A baby given just months to live after being born with a rare genetic disorder is now expected to outlive his parents - after he received the world’s most expensive drug.
One-year-old Theo Greenhall has spinal muscular atrophy (SMA), which restricted his breathing, caused his limbs to become floppy and prevented him from swallowing.
His parents, Natalie and Sean, both 33, found out he had the most severe form of the illness soon after he was born, at which point he was given less than two years to live.
Last March, the drug Zolgensma became available to SMA sufferers aged under one in the UK, giving the family hope.
Zolgensma, which has a list price of £1.795 million per single dose, was made available after the NHS struck a deal with US-based manufacturer Novartis Gene Therapies.
The one-off infusion, given in just an hour, uses a harmless virus to deliver a healthy version of the SMN1 gene, which is defective in those with spinal muscular atrophy.
While Theo qualified for the drug in July, doctors later discussed pulling his treatment when he was admitted to hospital for six months with breathing problems.
His nervous parents were relieved when his symptoms eased just in time and he got the critical infusion in November.
Since then, Natalie said that Theo’s mobility has increased dramatically - and the couple are now hopeful that he will enjoy a long, happy life with them.
‘We always said if we could give our lives for Theo, we would’
Natalie, who is Theo’s full-time carer, said: “We were told it was terminal, he’d never sit, he’d never stand or walk, and now we’re seeing a few of those boundaries being broken.”
“We always said if we could give our lives for Theo, we would, and effectively, if we had the money, straight away we’d pay for it.

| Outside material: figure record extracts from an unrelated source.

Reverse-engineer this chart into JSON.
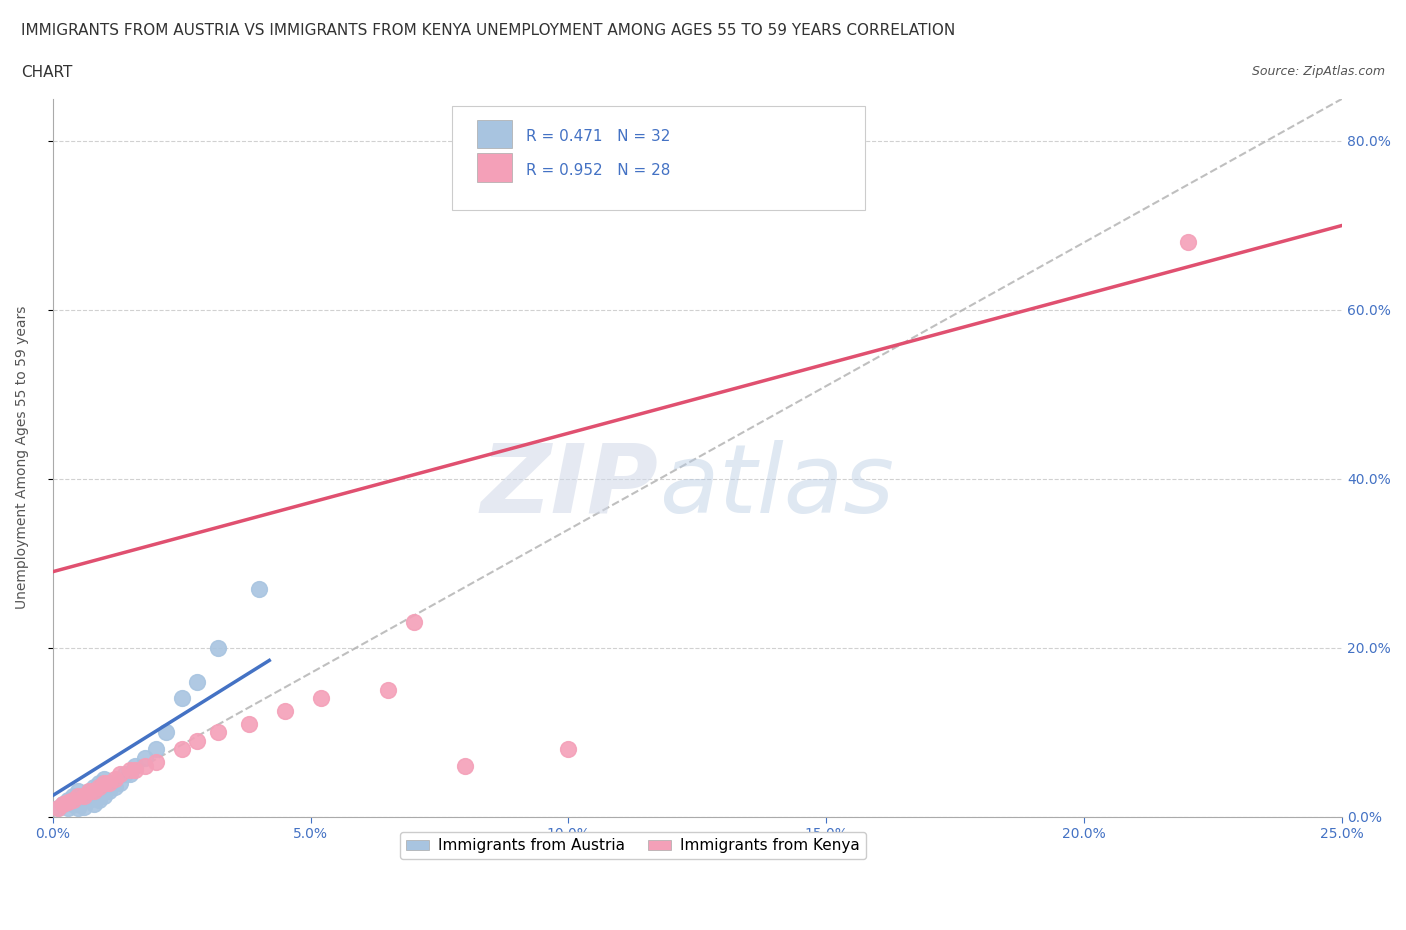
{
  "title_line1": "IMMIGRANTS FROM AUSTRIA VS IMMIGRANTS FROM KENYA UNEMPLOYMENT AMONG AGES 55 TO 59 YEARS CORRELATION",
  "title_line2": "CHART",
  "source": "Source: ZipAtlas.com",
  "ylabel": "Unemployment Among Ages 55 to 59 years",
  "xlim": [
    0.0,
    0.25
  ],
  "ylim": [
    0.0,
    0.85
  ],
  "xticks": [
    0.0,
    0.05,
    0.1,
    0.15,
    0.2,
    0.25
  ],
  "yticks": [
    0.0,
    0.2,
    0.4,
    0.6,
    0.8
  ],
  "austria_R": 0.471,
  "austria_N": 32,
  "kenya_R": 0.952,
  "kenya_N": 28,
  "austria_color": "#a8c4e0",
  "austria_line_color": "#4472c4",
  "kenya_color": "#f4a0b8",
  "kenya_line_color": "#e05070",
  "austria_scatter_x": [
    0.001,
    0.002,
    0.003,
    0.003,
    0.004,
    0.004,
    0.005,
    0.005,
    0.005,
    0.006,
    0.006,
    0.007,
    0.007,
    0.008,
    0.008,
    0.009,
    0.009,
    0.01,
    0.01,
    0.011,
    0.012,
    0.013,
    0.014,
    0.015,
    0.016,
    0.018,
    0.02,
    0.022,
    0.025,
    0.028,
    0.032,
    0.04
  ],
  "austria_scatter_y": [
    0.01,
    0.015,
    0.01,
    0.02,
    0.015,
    0.025,
    0.01,
    0.015,
    0.03,
    0.012,
    0.025,
    0.02,
    0.03,
    0.015,
    0.035,
    0.02,
    0.04,
    0.025,
    0.045,
    0.03,
    0.035,
    0.04,
    0.05,
    0.05,
    0.06,
    0.07,
    0.08,
    0.1,
    0.14,
    0.16,
    0.2,
    0.27
  ],
  "kenya_scatter_x": [
    0.001,
    0.002,
    0.003,
    0.004,
    0.005,
    0.006,
    0.007,
    0.008,
    0.009,
    0.01,
    0.011,
    0.012,
    0.013,
    0.015,
    0.016,
    0.018,
    0.02,
    0.025,
    0.028,
    0.032,
    0.038,
    0.045,
    0.052,
    0.065,
    0.07,
    0.08,
    0.1,
    0.22
  ],
  "kenya_scatter_y": [
    0.01,
    0.015,
    0.018,
    0.02,
    0.025,
    0.025,
    0.03,
    0.03,
    0.035,
    0.04,
    0.04,
    0.045,
    0.05,
    0.055,
    0.055,
    0.06,
    0.065,
    0.08,
    0.09,
    0.1,
    0.11,
    0.125,
    0.14,
    0.15,
    0.23,
    0.06,
    0.08,
    0.68
  ],
  "austria_line_x": [
    0.0,
    0.042
  ],
  "austria_line_y": [
    0.025,
    0.185
  ],
  "kenya_line_x": [
    0.0,
    0.25
  ],
  "kenya_line_y": [
    0.29,
    0.7
  ],
  "diag_line_x": [
    0.0,
    0.25
  ],
  "diag_line_y": [
    0.0,
    0.85
  ],
  "background_color": "#ffffff",
  "grid_color": "#cccccc",
  "watermark_zip": "ZIP",
  "watermark_atlas": "atlas",
  "title_fontsize": 11,
  "axis_label_fontsize": 10,
  "tick_fontsize": 10,
  "legend_fontsize": 11,
  "source_fontsize": 9
}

In this day and age, we’re just so grateful for it.
“We’re just hopeful that he will outlive us as parents, and that we’ll have a better quality than families that have had SMA children in the past.”
Natalie, from Warrington, first found out the tot may be unwell when a midwife noticed he was “quite floppy” in the days after he was born, on November 3, 2021.
Just over three weeks later, she and her husband were called to Alder Hey Children’s Hospital, in Liverpool, where medical experts told them that their child has SMA.
Natalie said: “They basically had to give us the news that Leo had got one of the most fatal, most horrible diseases, and his life expectancy is less than 18 months.
“In that moment, I was quite emotional. I couldn’t even speak. My husband didn’t really process it there and then. He asked questions about it.”
The moment both parents were told that the NHS would fund £1.79m drug
Theo was first put on a drug called Spinraza, requiring him to have “traumatic” monthly spinal injections, which doctors hoped would stabilise and improve his condition.
But early one morning in March 2021, Natalie awoke to find that the NHS would be funding a new £1.79m drug, which could have life-changing effects for kids like Theo.
She said: “We were back in hospital for a sleep study, and at 6 am, I was awake, and I looked at the news, and I was like “Oh my life! The gene therapy has been approved in England.”
“I had nobody to talk to – no nurses were around, and my husband wasn’t there – but I was like, ‘This is so exciting!’”
Theo was among the first babies to become eligible for the drug, called Zolgensma, after getting his doctor’s approval in July last year.
But when he entered intensive care on July 4, medics held back and set a deadline for his health to improve by his first birthday, on November 3, in order to qualify for it.
Natalie said: “In intensive care, he couldn’t breath for himself, and he had to be off the ventilator for at least 18 hours [to get the drug].”
“So from July to October, each day we took him off it for 20 mins, an hour, and by October, he was just on it overnight again.”
As the deadline approached, Natalie said doctors were “surprised” to see his progress and gave him the all-clear to get the medicine in the same week as he would turn one.
Natalie said she and her husband were incredibly grateful that he was selected for the new treatment given its incredibly hefty price tag.
Natalie said: “The treatment is a one-off infusion, which blows my mind because it’s nearly £2 million and it was one hour. And that was it!”
“For that amount of money to be spent on our child, and other children in the same position, it’s just incredible.”
“We’re grateful for that money and for the NHS, but for us as a family, we don’t see the money – we see the benefit it has on our child.”
‘We’re just hopeful that he will outlive us as parents’
Now looking to the future, the parents are hopeful that the gene therapy treatment will allow Theo to walk and see “many birthdays”– which was unimaginable when he was diagnosed.
Natalie said: “We hope to see many birthdays, and we hope to see a lot of holidays and time together.
“With the gene therapy, they would hope that the child would live to be an adult, but they can’t really tell you what to expect, so we’re just hopeful that he will outlive us as parents.”